Regionality, according to Yui Onodera, is much more than just locale. It is a lens through which we look at life, through which we experience, process and create. Worried by the negative effects of cultural standardisation, he has embarked on a journey to observe the relevance of "environment, geography, and cultural background" guided by a fundamental conviction: "The meaning of a sound and the way it is used is different in each country. And I think it should naturally be apparent in the sound of their work, if artists work on it consciously."
To prove his point, Onodera has invited fifteen producers from eleven nations and asked them to contribute their perspective on the topic of vernacular. On a first listen, the results are impressive: Although this double-disc compilation restricts itself to experimental sound art, there are myriads of gradations, nuances, variations and concepts on display here, endlessly differentiated approaches to the shaping and sculpting of acoustic elements. As one zooms in on the conceptual considerations, meanwhile, questions start welling up. Is Hior Chronik's subliminal, fragile sense of harmony and texture really typically 'Greek'? Can TU'M gently droning soundscapes genuinely be characterised as 'Italian'? Kenneth Kirschner's minimal post-piano-étude "July 10, 2012" could certainly be regarded as following in the footsteps of fellow New Yorker Morton Feldman – yet others around the globe have been similarly inspired by his legacy.
As Onodera rightly argues in the booklet, meanwhile, "it's not simply about environmental sound in certain places." And even if were, there might still not be any clear-cut answers. I've frequently asked artists about the relevance of cultural influences for almost ten years now and they tend to agree that these influences are undeniable, but impossible to disentangle. The entire concept of vernacular, it appears, has transformed and turned from a regional concept to an aesthetic one.

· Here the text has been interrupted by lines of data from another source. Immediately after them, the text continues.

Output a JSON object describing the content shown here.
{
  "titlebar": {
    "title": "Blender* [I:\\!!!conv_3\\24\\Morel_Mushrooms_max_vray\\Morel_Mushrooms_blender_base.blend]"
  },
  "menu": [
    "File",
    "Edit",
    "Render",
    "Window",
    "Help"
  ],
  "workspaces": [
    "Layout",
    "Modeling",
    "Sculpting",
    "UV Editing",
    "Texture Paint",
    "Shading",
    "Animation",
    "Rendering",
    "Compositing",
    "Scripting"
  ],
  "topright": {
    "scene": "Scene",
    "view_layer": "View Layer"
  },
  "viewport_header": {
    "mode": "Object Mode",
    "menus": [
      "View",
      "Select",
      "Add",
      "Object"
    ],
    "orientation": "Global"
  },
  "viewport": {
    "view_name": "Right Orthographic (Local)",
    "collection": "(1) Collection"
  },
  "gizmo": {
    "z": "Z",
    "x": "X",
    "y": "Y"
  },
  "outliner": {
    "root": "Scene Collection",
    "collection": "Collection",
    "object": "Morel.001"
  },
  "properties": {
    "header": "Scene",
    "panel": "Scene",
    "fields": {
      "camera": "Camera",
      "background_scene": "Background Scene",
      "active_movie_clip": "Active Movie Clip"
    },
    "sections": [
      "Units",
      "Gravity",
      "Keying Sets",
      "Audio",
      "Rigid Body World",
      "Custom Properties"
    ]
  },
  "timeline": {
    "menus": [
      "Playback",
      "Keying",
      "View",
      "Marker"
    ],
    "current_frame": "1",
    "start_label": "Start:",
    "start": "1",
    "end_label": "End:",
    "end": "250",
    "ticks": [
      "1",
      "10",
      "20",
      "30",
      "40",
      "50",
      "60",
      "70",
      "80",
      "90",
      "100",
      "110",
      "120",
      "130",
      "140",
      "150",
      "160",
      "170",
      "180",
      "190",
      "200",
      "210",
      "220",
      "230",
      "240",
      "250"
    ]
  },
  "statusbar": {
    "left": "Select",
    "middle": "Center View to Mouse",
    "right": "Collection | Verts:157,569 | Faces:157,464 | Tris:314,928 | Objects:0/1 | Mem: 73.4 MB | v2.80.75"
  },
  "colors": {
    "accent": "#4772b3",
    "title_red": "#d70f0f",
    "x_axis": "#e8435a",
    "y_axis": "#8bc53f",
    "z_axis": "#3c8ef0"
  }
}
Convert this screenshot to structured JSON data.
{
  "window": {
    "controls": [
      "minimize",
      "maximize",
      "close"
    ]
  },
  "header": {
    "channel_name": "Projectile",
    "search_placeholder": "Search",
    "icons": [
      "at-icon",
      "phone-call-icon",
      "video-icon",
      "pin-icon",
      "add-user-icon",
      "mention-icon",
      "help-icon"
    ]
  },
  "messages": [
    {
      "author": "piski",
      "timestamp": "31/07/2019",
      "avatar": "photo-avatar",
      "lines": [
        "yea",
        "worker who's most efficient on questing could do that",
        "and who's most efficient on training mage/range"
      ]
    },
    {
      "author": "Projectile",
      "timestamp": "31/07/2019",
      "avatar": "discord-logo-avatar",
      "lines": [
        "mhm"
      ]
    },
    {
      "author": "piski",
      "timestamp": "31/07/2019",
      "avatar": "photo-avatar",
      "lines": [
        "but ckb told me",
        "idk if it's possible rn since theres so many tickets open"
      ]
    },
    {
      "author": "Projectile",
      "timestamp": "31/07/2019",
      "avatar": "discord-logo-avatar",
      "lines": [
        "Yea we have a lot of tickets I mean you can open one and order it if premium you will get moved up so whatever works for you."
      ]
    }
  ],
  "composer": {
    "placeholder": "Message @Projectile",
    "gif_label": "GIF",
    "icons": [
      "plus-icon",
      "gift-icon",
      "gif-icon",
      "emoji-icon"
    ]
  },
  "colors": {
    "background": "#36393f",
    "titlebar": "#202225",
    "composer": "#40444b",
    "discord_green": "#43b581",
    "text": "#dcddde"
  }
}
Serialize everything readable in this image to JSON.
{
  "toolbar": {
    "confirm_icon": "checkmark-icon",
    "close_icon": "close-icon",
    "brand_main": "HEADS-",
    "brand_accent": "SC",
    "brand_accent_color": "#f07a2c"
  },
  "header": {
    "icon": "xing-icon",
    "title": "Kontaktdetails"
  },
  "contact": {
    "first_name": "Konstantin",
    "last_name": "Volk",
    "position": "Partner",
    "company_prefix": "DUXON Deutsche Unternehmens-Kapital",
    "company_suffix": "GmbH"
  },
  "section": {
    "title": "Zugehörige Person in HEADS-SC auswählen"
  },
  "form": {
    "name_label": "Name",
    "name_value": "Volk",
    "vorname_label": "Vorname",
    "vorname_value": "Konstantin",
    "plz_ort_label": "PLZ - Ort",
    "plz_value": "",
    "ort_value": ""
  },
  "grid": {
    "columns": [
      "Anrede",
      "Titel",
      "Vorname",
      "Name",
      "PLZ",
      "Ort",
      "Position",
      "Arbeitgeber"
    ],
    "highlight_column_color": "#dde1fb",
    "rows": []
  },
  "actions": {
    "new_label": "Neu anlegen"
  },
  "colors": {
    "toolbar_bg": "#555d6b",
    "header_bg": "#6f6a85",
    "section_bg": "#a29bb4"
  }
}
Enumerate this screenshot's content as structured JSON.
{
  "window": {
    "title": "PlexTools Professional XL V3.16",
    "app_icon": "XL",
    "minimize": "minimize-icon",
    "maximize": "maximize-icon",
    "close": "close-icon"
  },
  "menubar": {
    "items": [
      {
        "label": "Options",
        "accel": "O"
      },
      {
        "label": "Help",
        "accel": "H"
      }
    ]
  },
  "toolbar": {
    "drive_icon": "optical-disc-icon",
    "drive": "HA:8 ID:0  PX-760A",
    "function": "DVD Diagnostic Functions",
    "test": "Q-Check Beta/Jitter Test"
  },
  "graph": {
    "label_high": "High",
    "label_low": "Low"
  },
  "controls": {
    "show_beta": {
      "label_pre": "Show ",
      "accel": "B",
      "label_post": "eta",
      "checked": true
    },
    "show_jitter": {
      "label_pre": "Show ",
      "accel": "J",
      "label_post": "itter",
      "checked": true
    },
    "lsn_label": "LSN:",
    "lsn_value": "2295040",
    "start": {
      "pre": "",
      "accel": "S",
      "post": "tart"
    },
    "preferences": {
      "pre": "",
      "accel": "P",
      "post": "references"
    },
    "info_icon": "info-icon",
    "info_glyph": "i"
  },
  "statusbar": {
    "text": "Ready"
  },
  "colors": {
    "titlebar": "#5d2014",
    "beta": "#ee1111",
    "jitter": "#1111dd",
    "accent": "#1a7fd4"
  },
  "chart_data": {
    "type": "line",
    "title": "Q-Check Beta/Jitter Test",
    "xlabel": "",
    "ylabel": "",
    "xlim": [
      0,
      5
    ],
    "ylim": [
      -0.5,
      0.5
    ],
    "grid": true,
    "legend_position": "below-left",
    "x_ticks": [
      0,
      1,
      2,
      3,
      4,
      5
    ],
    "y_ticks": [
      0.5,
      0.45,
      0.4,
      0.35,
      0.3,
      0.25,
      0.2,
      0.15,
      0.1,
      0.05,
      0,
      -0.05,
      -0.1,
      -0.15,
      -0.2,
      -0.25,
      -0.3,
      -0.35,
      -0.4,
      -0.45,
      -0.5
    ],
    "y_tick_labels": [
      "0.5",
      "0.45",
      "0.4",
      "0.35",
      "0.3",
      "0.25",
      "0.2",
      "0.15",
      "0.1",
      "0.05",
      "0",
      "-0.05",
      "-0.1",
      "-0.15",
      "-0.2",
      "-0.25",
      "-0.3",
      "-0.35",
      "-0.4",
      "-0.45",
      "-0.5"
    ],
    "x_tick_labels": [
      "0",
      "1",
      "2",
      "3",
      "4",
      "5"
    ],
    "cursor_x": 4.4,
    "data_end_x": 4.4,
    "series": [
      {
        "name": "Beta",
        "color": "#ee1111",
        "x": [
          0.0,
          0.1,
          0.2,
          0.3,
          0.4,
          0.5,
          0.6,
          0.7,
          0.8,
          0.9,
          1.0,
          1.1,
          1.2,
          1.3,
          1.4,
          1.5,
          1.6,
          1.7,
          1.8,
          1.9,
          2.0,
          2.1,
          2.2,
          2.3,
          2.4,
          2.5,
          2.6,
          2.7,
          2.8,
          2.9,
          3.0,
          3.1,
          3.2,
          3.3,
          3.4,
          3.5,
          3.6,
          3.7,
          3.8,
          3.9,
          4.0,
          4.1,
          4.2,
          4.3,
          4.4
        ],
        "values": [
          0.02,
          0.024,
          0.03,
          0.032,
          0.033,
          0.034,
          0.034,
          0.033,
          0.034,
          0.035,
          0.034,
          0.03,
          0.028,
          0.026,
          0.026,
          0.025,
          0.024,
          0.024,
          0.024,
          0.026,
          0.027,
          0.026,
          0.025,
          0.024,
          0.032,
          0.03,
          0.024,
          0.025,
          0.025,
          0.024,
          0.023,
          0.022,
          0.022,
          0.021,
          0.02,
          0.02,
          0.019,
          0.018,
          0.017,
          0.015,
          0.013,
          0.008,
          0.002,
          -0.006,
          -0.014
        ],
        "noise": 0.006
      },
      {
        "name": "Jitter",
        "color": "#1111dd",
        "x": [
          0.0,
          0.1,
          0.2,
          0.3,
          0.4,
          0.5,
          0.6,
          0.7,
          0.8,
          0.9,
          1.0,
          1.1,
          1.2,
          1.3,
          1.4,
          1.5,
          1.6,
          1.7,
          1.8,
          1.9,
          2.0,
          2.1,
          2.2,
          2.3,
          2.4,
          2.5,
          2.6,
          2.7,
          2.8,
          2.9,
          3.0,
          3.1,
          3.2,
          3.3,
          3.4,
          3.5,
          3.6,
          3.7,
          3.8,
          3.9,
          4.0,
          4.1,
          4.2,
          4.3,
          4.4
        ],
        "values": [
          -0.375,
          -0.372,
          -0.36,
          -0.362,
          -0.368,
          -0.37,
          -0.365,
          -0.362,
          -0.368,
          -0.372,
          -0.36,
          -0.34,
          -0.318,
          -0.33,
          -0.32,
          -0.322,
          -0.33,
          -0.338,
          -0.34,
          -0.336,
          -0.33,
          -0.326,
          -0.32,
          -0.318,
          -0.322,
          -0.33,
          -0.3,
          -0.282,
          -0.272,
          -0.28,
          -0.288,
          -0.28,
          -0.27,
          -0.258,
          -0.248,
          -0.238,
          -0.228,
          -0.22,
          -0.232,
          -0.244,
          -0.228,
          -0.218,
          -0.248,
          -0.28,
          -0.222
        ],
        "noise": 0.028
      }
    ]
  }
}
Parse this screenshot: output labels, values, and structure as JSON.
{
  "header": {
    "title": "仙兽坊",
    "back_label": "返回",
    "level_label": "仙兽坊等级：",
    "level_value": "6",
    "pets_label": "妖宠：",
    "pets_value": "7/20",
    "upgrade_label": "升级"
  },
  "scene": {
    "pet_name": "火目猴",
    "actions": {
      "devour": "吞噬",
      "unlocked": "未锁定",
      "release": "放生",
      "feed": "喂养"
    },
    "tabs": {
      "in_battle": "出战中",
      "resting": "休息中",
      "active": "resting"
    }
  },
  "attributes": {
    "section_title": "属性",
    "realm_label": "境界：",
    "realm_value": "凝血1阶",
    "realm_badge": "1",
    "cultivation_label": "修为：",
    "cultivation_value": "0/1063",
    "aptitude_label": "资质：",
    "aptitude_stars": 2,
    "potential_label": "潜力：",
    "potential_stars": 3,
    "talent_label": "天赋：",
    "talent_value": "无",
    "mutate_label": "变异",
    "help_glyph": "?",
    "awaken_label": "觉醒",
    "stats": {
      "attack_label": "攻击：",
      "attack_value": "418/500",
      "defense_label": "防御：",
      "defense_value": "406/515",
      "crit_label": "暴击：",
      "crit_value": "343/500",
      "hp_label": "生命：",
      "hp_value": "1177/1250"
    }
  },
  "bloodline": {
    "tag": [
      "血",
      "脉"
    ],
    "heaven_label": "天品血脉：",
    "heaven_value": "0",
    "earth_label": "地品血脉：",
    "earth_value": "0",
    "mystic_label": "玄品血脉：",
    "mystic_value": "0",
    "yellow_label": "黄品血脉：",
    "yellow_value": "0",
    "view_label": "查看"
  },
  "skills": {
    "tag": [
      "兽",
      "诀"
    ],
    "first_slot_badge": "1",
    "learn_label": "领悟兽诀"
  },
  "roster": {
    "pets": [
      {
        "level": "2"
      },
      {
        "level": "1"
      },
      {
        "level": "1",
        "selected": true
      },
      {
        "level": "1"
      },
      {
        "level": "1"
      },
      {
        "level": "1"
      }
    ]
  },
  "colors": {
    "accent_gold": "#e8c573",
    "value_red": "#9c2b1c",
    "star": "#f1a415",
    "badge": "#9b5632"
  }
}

The mere fact that the strikingly diverse contributions on Vernacular – ranging from complexly layered field recordings to ultra-minimal microsoundscapes – feel strangely related already proves how much diversity there can be within this small pocket of the music spectrum. To be governed by free choice, creative affiliation, similar production values and a shared vocabulary rather than border demarcations certainly seem preferable to the old paradigms as well.